Pool” otitis: “is a skin inflammation of bacterial origin of the ear canal, usually lasting less than 3 weeks”

Paola Marchisio, director of the Uosd Pediatrics High Intensity Care Unit at Fondazione IRCCS Ca’ Granda, explains.

It is called otitis externa but is better known as ‘swimming pool’ otitis

“It is a skin inflammation of bacterial origin of the ear canal that can affect both adults and children, with a maximum incidence between 5 and 14 years of age,” explains Paola Marchisio, director of the Uosd Pediatrics High Intensity Care Unit of the Fondazione IRCCS Ca’ Granda, Ospedale Maggiore Policlinico di Milano and associate professor at the University of Milan.

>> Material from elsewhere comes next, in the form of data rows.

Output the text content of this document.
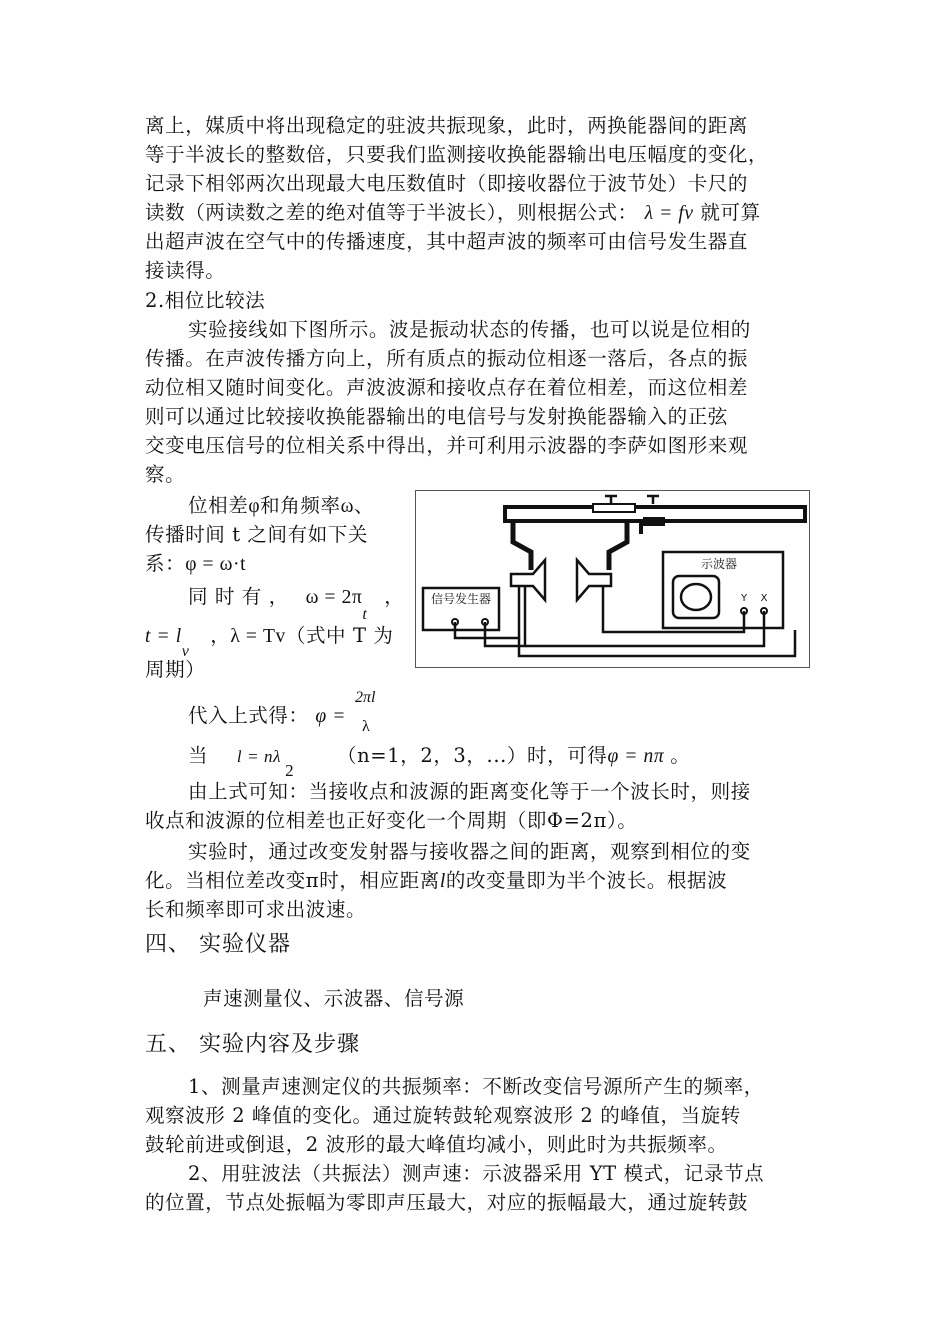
离上，媒质中将出现稳定的驻波共振现象，此时，两换能器间的距离
等于半波长的整数倍，只要我们监测接收换能器输出电压幅度的变化，
记录下相邻两次出现最大电压数值时（即接收器位于波节处）卡尺的
读数（两读数之差的绝对值等于半波长），则根据公式： λ = fv 就可算
出超声波在空气中的传播速度，其中超声波的频率可由信号发生器直
接读得。
2.相位比较法
实验接线如下图所示。波是振动状态的传播，也可以说是位相的
传播。在声波传播方向上，所有质点的振动位相逐一落后，各点的振
动位相又随时间变化。声波波源和接收点存在着位相差，而这位相差
则可以通过比较接收换能器输出的电信号与发射换能器输入的正弦
交变电压信号的位相关系中得出，并可利用示波器的李萨如图形来观
察。
位相差φ和角频率ω、
传播时间 t 之间有如下关
系：φ = ω·t
同 时 有 ， $\omega = 2\pi_t$ ，
$t = l_v$ ，λ = Tv（式中 T 为
周期）
代入上式得： φ =
2πl
λ
当 l = nλ2 （n=1，2，3，...）时，可得φ = nπ 。
由上式可知：当接收点和波源的距离变化等于一个波长时，则接
收点和波源的位相差也正好变化一个周期（即Φ=2π）。
实验时，通过改变发射器与接收器之间的距离，观察到相位的变
化。当相位差改变π时，相应距离l的改变量即为半个波长。根据波
长和频率即可求出波速。
四、 实验仪器
声速测量仪、示波器、信号源
五、 实验内容及步骤
1、测量声速测定仪的共振频率：不断改变信号源所产生的频率，
观察波形 2 峰值的变化。通过旋转鼓轮观察波形 2 的峰值，当旋转
鼓轮前进或倒退，2 波形的最大峰值均减小，则此时为共振频率。
2、用驻波法（共振法）测声速：示波器采用 YT 模式，记录节点
的位置，节点处振幅为零即声压最大，对应的振幅最大，通过旋转鼓
信号发生器
示波器
Y X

In spite of its name, however, this otitis can strike as often in the swimming pool as at the beach

“The infection is due to the fact that the water in which you bathe is contaminated by some bacteria, in particular there are two main culprits: Pseudomonas aeruginosa and Staphylococcus aureus – continues Marchisio – the first can proliferate in swimming pools that are not adequately cleaned and disinfected, the second also lives in sea water’.

This otitis ‘presents itself with intense pain arising within 48 hours of contact with the bacteria, swelling of the external ear canal, itching, and a sensation of a closed ear,’ the expert points out.

And pain is precisely the criterion for distinguishing otitis externa from otitis media, which is usually caused by a respiratory infection.


“In otitis externa one feels a very strong pain even if one only touches the auricle, so much so that one cannot even lay one’s head on the pillow to sleep,’ Marchisio explains.

‘Especially in young children, pus-filled blisters can form in the auricular canal, which then rupture and release secretions.

The pain is directly proportional to the amount of pus that comes out.

In otitis media, on the other hand, the pain occurs when the phlegm presses on the eardrum and passes as the secretions escape.

The inflammation usually lasts less than three weeks and is treated with antibiotic ear drops.

“Antibiotic by mouth, on the other hand, is not effective for otitis externa,” Marchisio points out, “it can only be used if there is also inflammation of the middle ear.

The good news is that preventive action can be taken.

“It is good practice, after swimming in the sea or in the pool, to rinse the ears with clean water and then dry them with a lukewarm hairdryer,’ suggests the expert. ‘For those who have already had this type of inflammation, it is advisable to use a boric water product at the end of the day, which creates an unfavourable environment for bacteria.

The earplugs, on the other hand, I don’t recommend them,’ Marchisio concludes, ‘because to prevent infection they should be completely hermetic, they should then be disinfected fairly frequently, and the silicone ones, in the smallest ones, can end up in the ear canal, making them difficult to extract.